Written on 12/03/2025
Josep Freixes

Yesterday, U.S. President Donald Trump included Colombia in his threats of military intervention against countries that send drugs to his country. Credit: Gage Skidmore, CC BY 2.0 / Flickr.

The president of the U.S., Donald Trump, issued a new threat against any nation that produces or traffics drugs to his country, including Colombia as one of the possible targets of potential military attacks. “If they produce drugs and sell them to Americans, they are subject to attacks,” he said.

With those words, he sowed fear of a military intervention — not only naval or aerial, but also ground — in sovereign territories, whenever Washington deems that drug trafficking is being sent to the U.S. from those countries. For Bogota, the accusation is not new, but just a few hours later, Colombian president Gustavo Petro responded forcefully on social media, defending his country’s sovereignty.

Trump threatens to target any nation that ships drugs to the US, Colombia included

Trump’s statements mark yet another escalation in his supposed “tough-on-drugs” strategy, and they curiously came yesterday, Tuesday, Dec. 2, when the release of former Honduran president Jose Orlando Hernandez was confirmed. He had been sentenced to 20 years in that country for drug trafficking and was pardoned by Trump.

Although in recent months U.S. forces have carried out attacks on suspicious vessels in the Caribbean and the Pacific — actions that, according to Washington, have neutralized international cartels and have caused more than 80 deaths — this new warning opens the door to broader operations, including incursions on foreign soil.
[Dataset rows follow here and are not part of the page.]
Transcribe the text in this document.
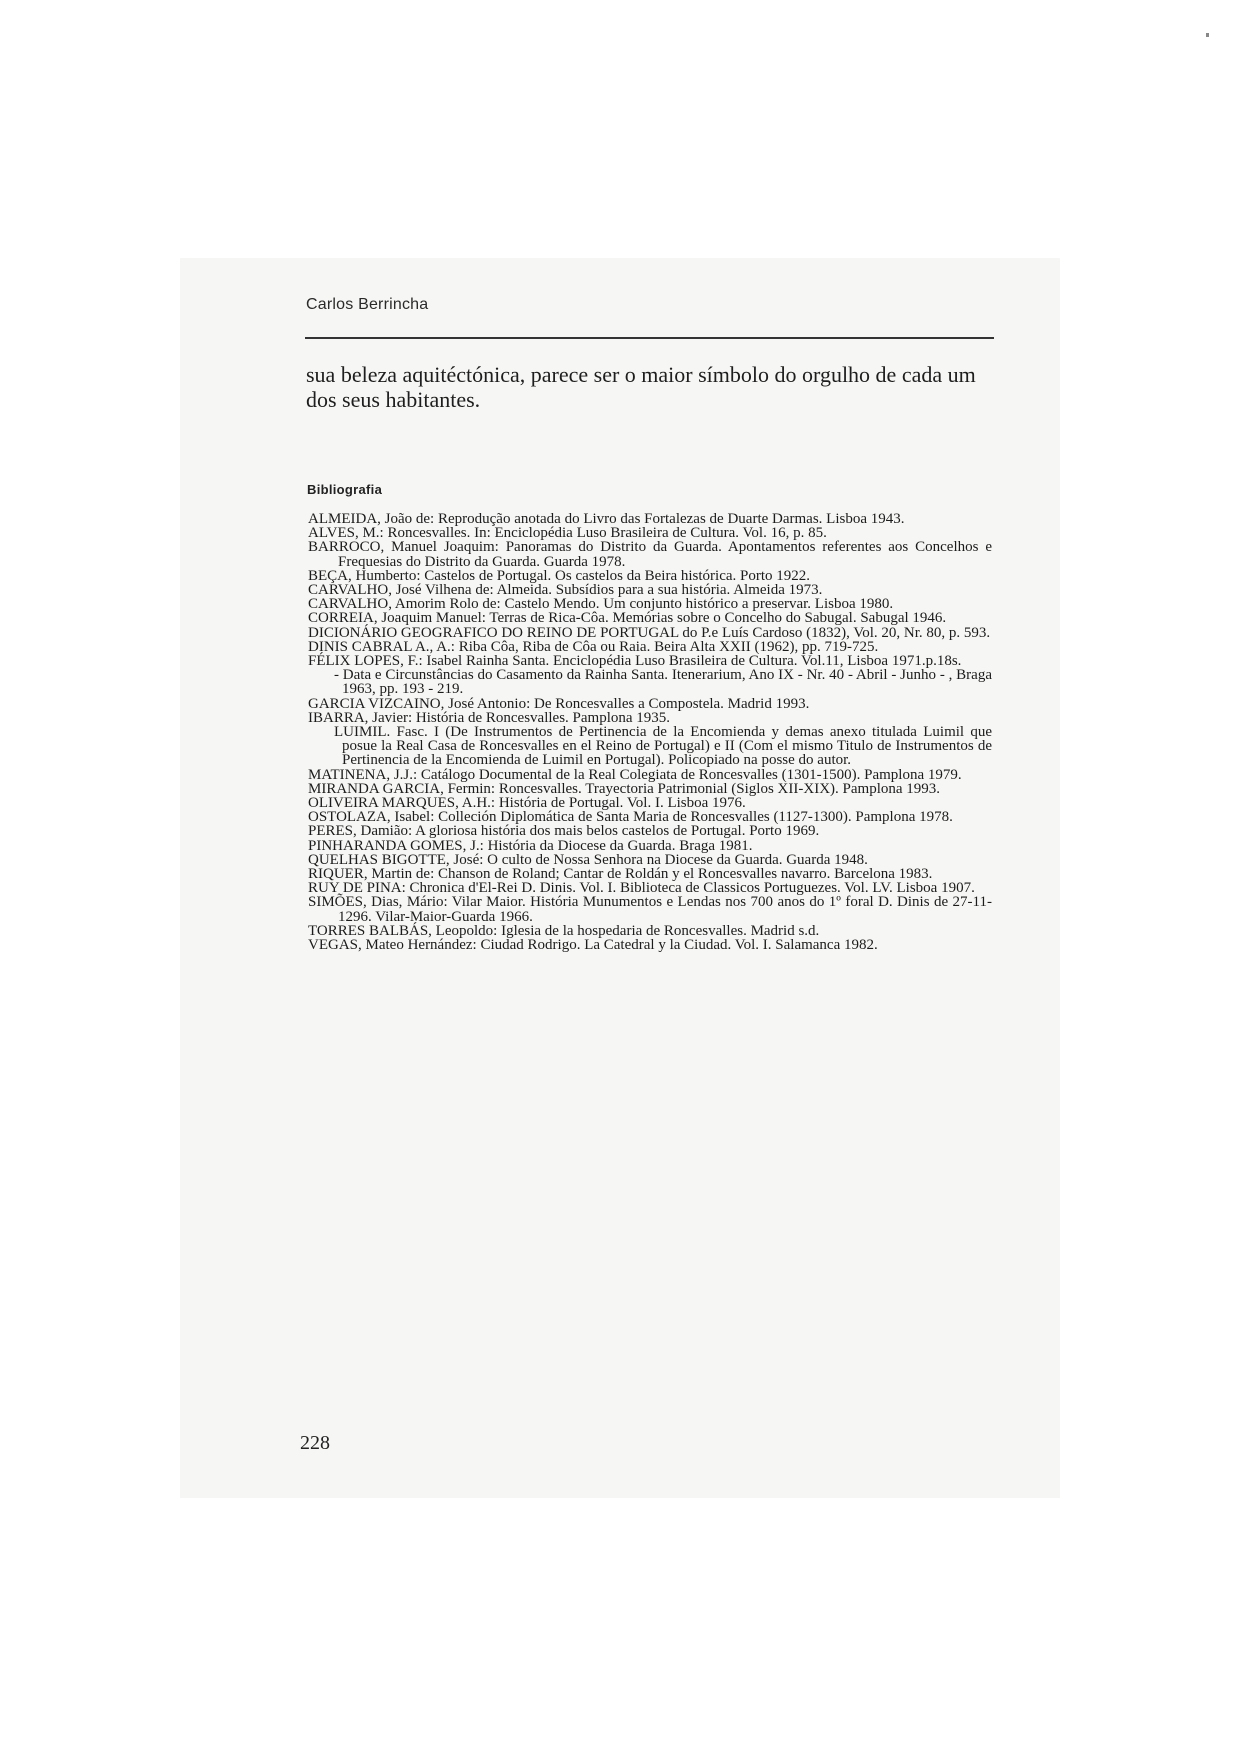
Carlos Berrincha

sua beleza aquitéctónica, parece ser o maior símbolo do orgulho de cada um dos seus habitantes.

Bibliografia
ALMEIDA, João de: Reprodução anotada do Livro das Fortalezas de Duarte Darmas. Lisboa 1943.
ALVES, M.: Roncesvalles. In: Enciclopédia Luso Brasileira de Cultura. Vol. 16, p. 85.
BARROCO, Manuel Joaquim: Panoramas do Distrito da Guarda. Apontamentos referentes aos Concelhos e Frequesias do Distrito da Guarda. Guarda 1978.
BEÇA, Humberto: Castelos de Portugal. Os castelos da Beira histórica. Porto 1922.
CARVALHO, José Vilhena de: Almeida. Subsídios para a sua história. Almeida 1973.
CARVALHO, Amorim Rolo de: Castelo Mendo. Um conjunto histórico a preservar. Lisboa 1980.
CORREIA, Joaquim Manuel: Terras de Rica-Côa. Memórias sobre o Concelho do Sabugal. Sabugal 1946.
DICIONÁRIO GEOGRAFICO DO REINO DE PORTUGAL do P.e Luís Cardoso (1832), Vol. 20, Nr. 80, p. 593.
DINIS CABRAL A., A.: Riba Côa, Riba de Côa ou Raia. Beira Alta XXII (1962), pp. 719-725.
FÉLIX LOPES, F.: Isabel Rainha Santa. Enciclopédia Luso Brasileira de Cultura. Vol.11, Lisboa 1971.p.18s.
- Data e Circunstâncias do Casamento da Rainha Santa. Itenerarium, Ano IX - Nr. 40 - Abril - Junho - , Braga 1963, pp. 193 - 219.
GARCIA VIZCAINO, José Antonio: De Roncesvalles a Compostela. Madrid 1993.
IBARRA, Javier: História de Roncesvalles. Pamplona 1935.
LUIMIL. Fasc. I (De Instrumentos de Pertinencia de la Encomienda y demas anexo titulada Luimil que posue la Real Casa de Roncesvalles en el Reino de Portugal) e II (Com el mismo Titulo de Instrumentos de Pertinencia de la Encomienda de Luimil en Portugal). Policopiado na posse do autor.
MATINENA, J.J.: Catálogo Documental de la Real Colegiata de Roncesvalles (1301-1500). Pamplona 1979.
MIRANDA GARCIA, Fermin: Roncesvalles. Trayectoria Patrimonial (Siglos XII-XIX). Pamplona 1993.
OLIVEIRA MARQUES, A.H.: História de Portugal. Vol. I. Lisboa 1976.
OSTOLAZA, Isabel: Colleción Diplomática de Santa Maria de Roncesvalles (1127-1300). Pamplona 1978.
PERES, Damião: A gloriosa história dos mais belos castelos de Portugal. Porto 1969.
PINHARANDA GOMES, J.: História da Diocese da Guarda. Braga 1981.
QUELHAS BIGOTTE, José: O culto de Nossa Senhora na Diocese da Guarda. Guarda 1948.
RIQUER, Martin de: Chanson de Roland; Cantar de Roldán y el Roncesvalles navarro. Barcelona 1983.
RUY DE PINA: Chronica d'El-Rei D. Dinis. Vol. I. Biblioteca de Classicos Portuguezes. Vol. LV. Lisboa 1907.
SIMÕES, Dias, Mário: Vilar Maior. História Munumentos e Lendas nos 700 anos do 1º foral D. Dinis de 27-11-1296. Vilar-Maior-Guarda 1966.
TORRES BALBÁS, Leopoldo: Iglesia de la hospedaria de Roncesvalles. Madrid s.d.
VEGAS, Mateo Hernández: Ciudad Rodrigo. La Catedral y la Ciudad. Vol. I. Salamanca 1982.
228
While the country debates alleged crimes against humanity by high-ranking officials, after reports emerged of orders to finish off possible survivors in attacks on supposed “narco-boats,” Trump indicated that his administration is willing to target not only already sanctioned countries such as Venezuela but also other nations in Latin America from where, according to him, drugs are exported to the United States. By doing so, he singled out Colombia, a country that has historically been an ally of Washington in the anti-drug fight but an important exporter of drugs to the world for 40 years.

The threat was not broad: The U.S. president referred to “countries linked to drug trafficking” and pointed to the alleged existence of cocaine factories in Colombia. “I’ve heard that Colombia produces cocaine. They have manufacturing plants. And then they sell it to us. … Anyone who does that and sells it to our country is subject to attacks,” he said.
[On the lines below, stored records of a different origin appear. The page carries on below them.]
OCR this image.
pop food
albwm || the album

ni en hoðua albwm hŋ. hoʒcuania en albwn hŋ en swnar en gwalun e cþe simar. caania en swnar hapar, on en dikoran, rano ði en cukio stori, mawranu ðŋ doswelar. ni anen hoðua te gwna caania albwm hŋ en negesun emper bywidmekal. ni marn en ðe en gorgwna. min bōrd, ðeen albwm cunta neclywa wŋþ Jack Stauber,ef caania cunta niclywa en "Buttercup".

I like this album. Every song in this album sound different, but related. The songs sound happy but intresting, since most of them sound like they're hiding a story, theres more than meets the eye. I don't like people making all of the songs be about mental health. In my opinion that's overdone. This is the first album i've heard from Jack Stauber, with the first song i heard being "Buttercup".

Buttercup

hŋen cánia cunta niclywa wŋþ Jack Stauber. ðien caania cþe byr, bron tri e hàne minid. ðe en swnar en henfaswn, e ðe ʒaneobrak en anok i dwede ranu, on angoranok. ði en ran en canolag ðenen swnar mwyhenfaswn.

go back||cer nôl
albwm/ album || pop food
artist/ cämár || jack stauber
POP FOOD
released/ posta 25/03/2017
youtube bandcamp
Colombia’s Petro responds: ‘Do not threaten our sovereignty’

For his part, Colombian president Gustavo Petro, who has maintained tense relations with the U.S. government for months, warned Trump not to attack Colombia’s sovereignty.

“Do not threaten our sovereignty, because you will awaken the jaguar. Attacking our sovereignty is declaring war,” he wrote on his X account, and in the same comment extended an invitation to Trump to tour Colombia to see “how a cocaine laboratory is destroyed every 40 minutes” — a reference to the more than 18,400 labs seized during his administration — making it clear that, in his view, there are legitimate ways to fight drug trafficking that do not involve missiles or bombs.
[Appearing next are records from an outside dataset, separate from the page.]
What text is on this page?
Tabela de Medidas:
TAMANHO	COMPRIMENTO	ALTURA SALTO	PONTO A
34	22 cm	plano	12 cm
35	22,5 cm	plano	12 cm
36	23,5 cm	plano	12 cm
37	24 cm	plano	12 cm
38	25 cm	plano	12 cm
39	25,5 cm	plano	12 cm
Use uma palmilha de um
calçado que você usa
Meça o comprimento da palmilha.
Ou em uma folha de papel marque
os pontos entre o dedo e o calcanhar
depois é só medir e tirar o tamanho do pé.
“If there is one country that has helped stop thousands of tons of cocaine so that Americans do not consume it, it is Colombia,” he said, referring to the fight against drug production and distribution from the South American country, an issue that has strained Bogota–Washington relations due to the Petro government’s focus on targeting major traffickers rather than coca leaf growers.

In addition to the condemnation, his message carried a clear warning: Any foreign military intervention will be interpreted as a direct aggression, a declaration of war. With increasingly bellicose language on both sides, tensions remain high as the region awaits an announced ground intervention in Venezuela, despite diplomatic efforts.

An uncertain and tense future that extends across the entire region

Donald Trump’s increasingly aggressive and belligerent rhetoric is creating a situation of maximum alert in Latin America. Although the United States has already demonstrated its ability to operate militarily in the region — through naval attacks and bombings of suspicious vessels — the possibility of ground operations, with incursions into sovereign countries, represents a radical shift with unpredictable consequences.

Beyond the demand for respect for sovereignty, the threatened countries are seeking support against these unilateral actions by President Donald Trump, who returned to the White House less than a year ago claiming he would not start any new wars and now has several active fronts in the Western Hemisphere.

Meanwhile, despite restraint in economic sanctions on Colombia, the threats made months ago against Nicolas Maduro now extend to a clearly democratic government — such as Colombia’s — with which Washington maintains deep differences over how and where the fight against drug trafficking should be focused.

Beyond the rhetoric, the direct threat against Colombia opens an unprecedented scenario, after the country has been the United States’ main ally for decades. For some analysts, Trump’s strategy seeks to influence the decisive 2026 elections in the South American nation, as has already happened in Argentina or Honduras, but for now, this pressure only provokes instability and opens up an uncertain future that, beyond politics, does not appear to have a clear objective — even less so in the loudly proclaimed supposed fight against drug trafficking, a commitment in which there is still much to be proven.